I was especially glad to see that many attendees took photos of my presentation during the session. It was encouraging to know that the audience found the material valuable, and I hope my work will be helpful to others researching this topic.
Following the presentation, we had a Q&A session. Because many attendees were highly interested in the topic, the discussion lasted longer than usual. Even after the session ended, several professors and industry professionals approached me with additional questions. We had engaging and insightful conversations about the challenges and opportunities in stock price forecasting.

That day would not have been complete without attending the keynote speech by Marcos López de Prado. Professor López de Prado is a highly respected and influential researcher in financial machine learning and quantitative finance. His keynote, titled “AI Challenges in Mathematical Investing,” emphasized an important idea: while correlations between factors, equities, or assets are often unstable and unreliable, identifying true causal relationships is crucial for successful investing. Yet this is particularly difficult in practice because most AI algorithms excel at detecting statistical correlations rather than genuine causal mechanisms.

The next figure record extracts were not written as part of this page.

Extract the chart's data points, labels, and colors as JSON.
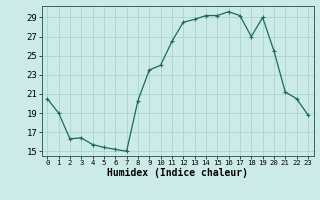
{
  "x": [
    0,
    1,
    2,
    3,
    4,
    5,
    6,
    7,
    8,
    9,
    10,
    11,
    12,
    13,
    14,
    15,
    16,
    17,
    18,
    19,
    20,
    21,
    22,
    23
  ],
  "y": [
    20.5,
    19.0,
    16.3,
    16.4,
    15.7,
    15.4,
    15.2,
    15.0,
    20.3,
    23.5,
    24.0,
    26.5,
    28.5,
    28.8,
    29.2,
    29.2,
    29.6,
    29.2,
    27.0,
    29.0,
    25.5,
    21.2,
    20.5,
    18.8
  ],
  "line_color": "#1a6b5a",
  "marker": "+",
  "markersize": 3,
  "linewidth": 0.9,
  "bg_color": "#cceae7",
  "grid_color": "#aad4d0",
  "xlabel": "Humidex (Indice chaleur)",
  "xlim": [
    -0.5,
    23.5
  ],
  "ylim": [
    14.5,
    30.2
  ],
  "yticks": [
    15,
    17,
    19,
    21,
    23,
    25,
    27,
    29
  ],
  "xticks": [
    0,
    1,
    2,
    3,
    4,
    5,
    6,
    7,
    8,
    9,
    10,
    11,
    12,
    13,
    14,
    15,
    16,
    17,
    18,
    19,
    20,
    21,
    22,
    23
  ],
  "xlabel_fontsize": 7,
  "ytick_fontsize": 6.5,
  "xtick_fontsize": 5.2
}
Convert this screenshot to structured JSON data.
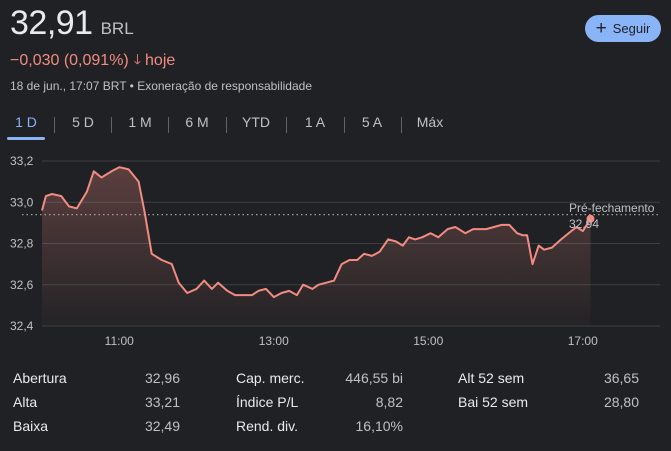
{
  "quote": {
    "price": "32,91",
    "currency": "BRL",
    "change": "−0,030 (0,091%)",
    "change_period": "hoje",
    "timestamp": "18 de jun., 17:07 BRT",
    "disclaimer": "Exoneração de responsabilidade"
  },
  "follow_button": {
    "label": "Seguir"
  },
  "ranges": [
    "1 D",
    "5 D",
    "1 M",
    "6 M",
    "YTD",
    "1 A",
    "5 A",
    "Máx"
  ],
  "active_range": "1 D",
  "colors": {
    "line": "#f28b82",
    "accent": "#8ab4f8",
    "negative": "#f28b82",
    "background": "#202124"
  },
  "chart_data": {
    "type": "line",
    "x_ticks": [
      "11:00",
      "13:00",
      "15:00",
      "17:00"
    ],
    "y_ticks": [
      "33,2",
      "33,0",
      "32,8",
      "32,6",
      "32,4"
    ],
    "xlim_hours": [
      10.0,
      18.0
    ],
    "ylim": [
      32.4,
      33.2
    ],
    "reference_line": {
      "label": "Pré-fechamento",
      "value_label": "32,94",
      "value": 32.94
    },
    "x_hours": [
      10.0,
      10.05,
      10.13,
      10.25,
      10.35,
      10.45,
      10.58,
      10.67,
      10.77,
      10.9,
      11.0,
      11.12,
      11.25,
      11.33,
      11.42,
      11.55,
      11.68,
      11.77,
      11.88,
      12.0,
      12.1,
      12.2,
      12.28,
      12.4,
      12.5,
      12.6,
      12.72,
      12.8,
      12.9,
      13.0,
      13.1,
      13.2,
      13.3,
      13.38,
      13.5,
      13.58,
      13.68,
      13.78,
      13.88,
      13.98,
      14.08,
      14.17,
      14.27,
      14.37,
      14.48,
      14.58,
      14.67,
      14.75,
      14.83,
      14.92,
      15.03,
      15.13,
      15.25,
      15.35,
      15.48,
      15.58,
      15.67,
      15.75,
      15.85,
      15.95,
      16.05,
      16.15,
      16.22,
      16.28,
      16.35,
      16.43,
      16.5,
      16.6,
      16.72,
      16.85,
      16.92,
      17.0,
      17.1
    ],
    "y_values": [
      32.96,
      33.03,
      33.04,
      33.03,
      32.98,
      32.97,
      33.05,
      33.15,
      33.12,
      33.15,
      33.17,
      33.16,
      33.1,
      32.95,
      32.75,
      32.72,
      32.7,
      32.61,
      32.56,
      32.58,
      32.62,
      32.58,
      32.61,
      32.57,
      32.55,
      32.55,
      32.55,
      32.57,
      32.58,
      32.54,
      32.56,
      32.57,
      32.55,
      32.6,
      32.58,
      32.6,
      32.61,
      32.62,
      32.7,
      32.72,
      32.72,
      32.75,
      32.74,
      32.76,
      32.82,
      32.81,
      32.79,
      32.83,
      32.82,
      32.83,
      32.85,
      32.83,
      32.87,
      32.88,
      32.85,
      32.87,
      32.87,
      32.87,
      32.88,
      32.89,
      32.89,
      32.85,
      32.84,
      32.84,
      32.7,
      32.79,
      32.77,
      32.78,
      32.82,
      32.86,
      32.88,
      32.86,
      32.92
    ]
  },
  "stats": {
    "col1": [
      {
        "label": "Abertura",
        "value": "32,96"
      },
      {
        "label": "Alta",
        "value": "33,21"
      },
      {
        "label": "Baixa",
        "value": "32,49"
      }
    ],
    "col2": [
      {
        "label": "Cap. merc.",
        "value": "446,55 bi"
      },
      {
        "label": "Índice P/L",
        "value": "8,82"
      },
      {
        "label": "Rend. div.",
        "value": "16,10%"
      }
    ],
    "col3": [
      {
        "label": "Alt 52 sem",
        "value": "36,65"
      },
      {
        "label": "Bai 52 sem",
        "value": "28,80"
      }
    ]
  }
}
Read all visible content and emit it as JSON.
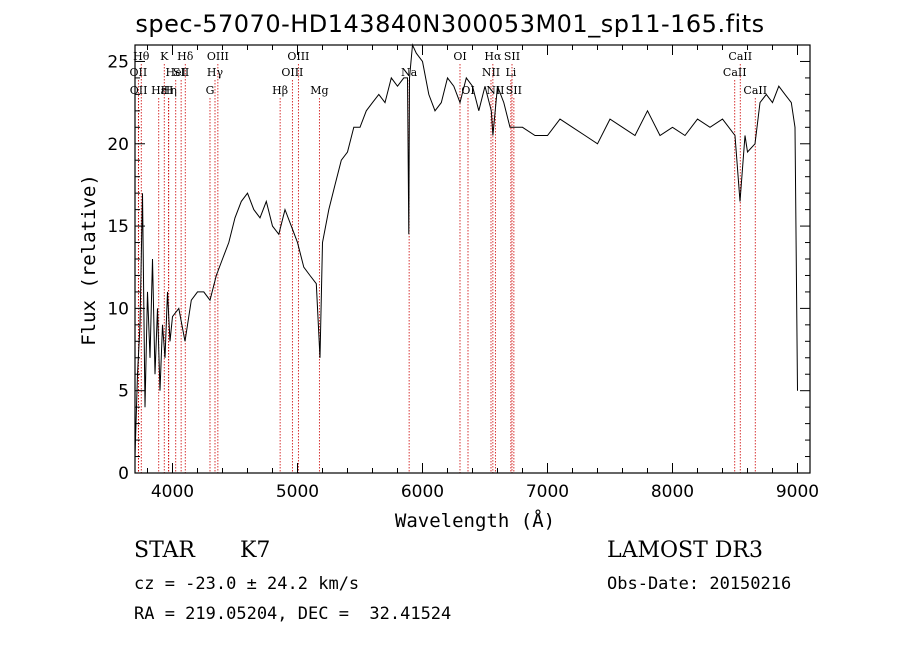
{
  "chart_data": {
    "type": "line",
    "title": "spec-57070-HD143840N300053M01_sp11-165.fits",
    "xlabel": "Wavelength (Å)",
    "ylabel": "Flux (relative)",
    "xlim": [
      3700,
      9100
    ],
    "ylim": [
      0,
      26
    ],
    "xticks": [
      4000,
      5000,
      6000,
      7000,
      8000,
      9000
    ],
    "yticks": [
      0,
      5,
      10,
      15,
      20,
      25
    ],
    "grid": false,
    "series": [
      {
        "x": [
          3700,
          3720,
          3740,
          3760,
          3780,
          3800,
          3820,
          3840,
          3860,
          3880,
          3900,
          3920,
          3940,
          3960,
          3980,
          4000,
          4050,
          4100,
          4150,
          4200,
          4250,
          4300,
          4350,
          4400,
          4450,
          4500,
          4550,
          4600,
          4650,
          4700,
          4750,
          4800,
          4850,
          4900,
          4950,
          5000,
          5050,
          5100,
          5150,
          5180,
          5200,
          5250,
          5300,
          5350,
          5400,
          5450,
          5500,
          5550,
          5600,
          5650,
          5700,
          5750,
          5800,
          5850,
          5880,
          5890,
          5896,
          5920,
          5950,
          6000,
          6050,
          6100,
          6150,
          6200,
          6250,
          6300,
          6350,
          6400,
          6450,
          6500,
          6550,
          6563,
          6600,
          6650,
          6700,
          6750,
          6800,
          6900,
          7000,
          7100,
          7200,
          7300,
          7400,
          7500,
          7600,
          7700,
          7800,
          7900,
          8000,
          8100,
          8200,
          8300,
          8400,
          8450,
          8500,
          8540,
          8580,
          8600,
          8660,
          8700,
          8750,
          8800,
          8850,
          8900,
          8950,
          8980,
          9000
        ],
        "y": [
          1,
          6,
          9,
          17,
          4,
          11,
          7,
          13,
          6,
          10,
          5,
          9,
          7,
          11,
          8,
          9.5,
          10,
          8,
          10.5,
          11,
          11,
          10.5,
          12,
          13,
          14,
          15.5,
          16.5,
          17,
          16,
          15.5,
          16.5,
          15,
          14.5,
          16,
          15,
          14,
          12.5,
          12,
          11.5,
          7,
          14,
          16,
          17.5,
          19,
          19.5,
          21,
          21,
          22,
          22.5,
          23,
          22.5,
          24,
          23.5,
          24,
          24,
          14.5,
          24,
          26,
          25.5,
          25,
          23,
          22,
          22.5,
          24,
          23.5,
          22.5,
          24,
          23.5,
          22,
          23.5,
          22,
          20.5,
          23.5,
          22.5,
          21,
          21,
          21,
          20.5,
          20.5,
          21.5,
          21,
          20.5,
          20,
          21.5,
          21,
          20.5,
          22,
          20.5,
          21,
          20.5,
          21.5,
          21,
          21.5,
          21,
          20.5,
          16.5,
          20.5,
          19.5,
          20,
          22.5,
          23,
          22.5,
          23.5,
          23,
          22.5,
          21,
          5
        ]
      }
    ],
    "line_markers": [
      {
        "wl": 3750,
        "label": "Hθ",
        "row": 0
      },
      {
        "wl": 3727,
        "label": "OII",
        "row": 1
      },
      {
        "wl": 3729,
        "label": "OII",
        "row": 2
      },
      {
        "wl": 3890,
        "label": "Hε",
        "row": 2
      },
      {
        "wl": 3934,
        "label": "K",
        "row": 0
      },
      {
        "wl": 3968,
        "label": "H",
        "row": 2
      },
      {
        "wl": 3970,
        "label": "Hη",
        "row": 2
      },
      {
        "wl": 4026,
        "label": "HeI",
        "row": 1
      },
      {
        "wl": 4069,
        "label": "SII",
        "row": 1
      },
      {
        "wl": 4102,
        "label": "Hδ",
        "row": 0
      },
      {
        "wl": 4300,
        "label": "G",
        "row": 2
      },
      {
        "wl": 4340,
        "label": "Hγ",
        "row": 1
      },
      {
        "wl": 4363,
        "label": "OIII",
        "row": 0
      },
      {
        "wl": 4861,
        "label": "Hβ",
        "row": 2
      },
      {
        "wl": 4959,
        "label": "OIII",
        "row": 1
      },
      {
        "wl": 5007,
        "label": "OIII",
        "row": 0
      },
      {
        "wl": 5175,
        "label": "Mg",
        "row": 2
      },
      {
        "wl": 5893,
        "label": "Na",
        "row": 1
      },
      {
        "wl": 6300,
        "label": "OI",
        "row": 0
      },
      {
        "wl": 6364,
        "label": "OI",
        "row": 2
      },
      {
        "wl": 6548,
        "label": "NII",
        "row": 1
      },
      {
        "wl": 6563,
        "label": "Hα",
        "row": 0
      },
      {
        "wl": 6583,
        "label": "NII",
        "row": 2
      },
      {
        "wl": 6707,
        "label": "Li",
        "row": 1
      },
      {
        "wl": 6716,
        "label": "SII",
        "row": 0
      },
      {
        "wl": 6731,
        "label": "SII",
        "row": 2
      },
      {
        "wl": 8498,
        "label": "CaII",
        "row": 1
      },
      {
        "wl": 8542,
        "label": "CaII",
        "row": 0
      },
      {
        "wl": 8662,
        "label": "CaII",
        "row": 2
      }
    ]
  },
  "info": {
    "class_label": "STAR",
    "subclass": "K7",
    "survey": "LAMOST DR3",
    "cz": "cz = -23.0 ± 24.2 km/s",
    "obs_date": "Obs-Date: 20150216",
    "radec": "RA = 219.05204, DEC =  32.41524"
  },
  "colors": {
    "spectrum": "#000000",
    "line_marker": "#cc0000",
    "axes": "#000000"
  }
}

I strongly resonated with this perspective. In financial markets, there are countless situations in which equities or assets appear highly correlated during some time, yet no real causal relationship exists. As a result, these correlations may disappear unexpectedly over time. This was also one of the key issues I discussed in my presentation.
Coincidentally, I had recently started reading Professor López de Prado’s well-known book, Advances in Financial Machine Learning. After the keynote, I had the opportunity to ask for his signature and take a photo with him. It was a very memorable moment!
















Read your paper. Really nice work, very informative! Keep going!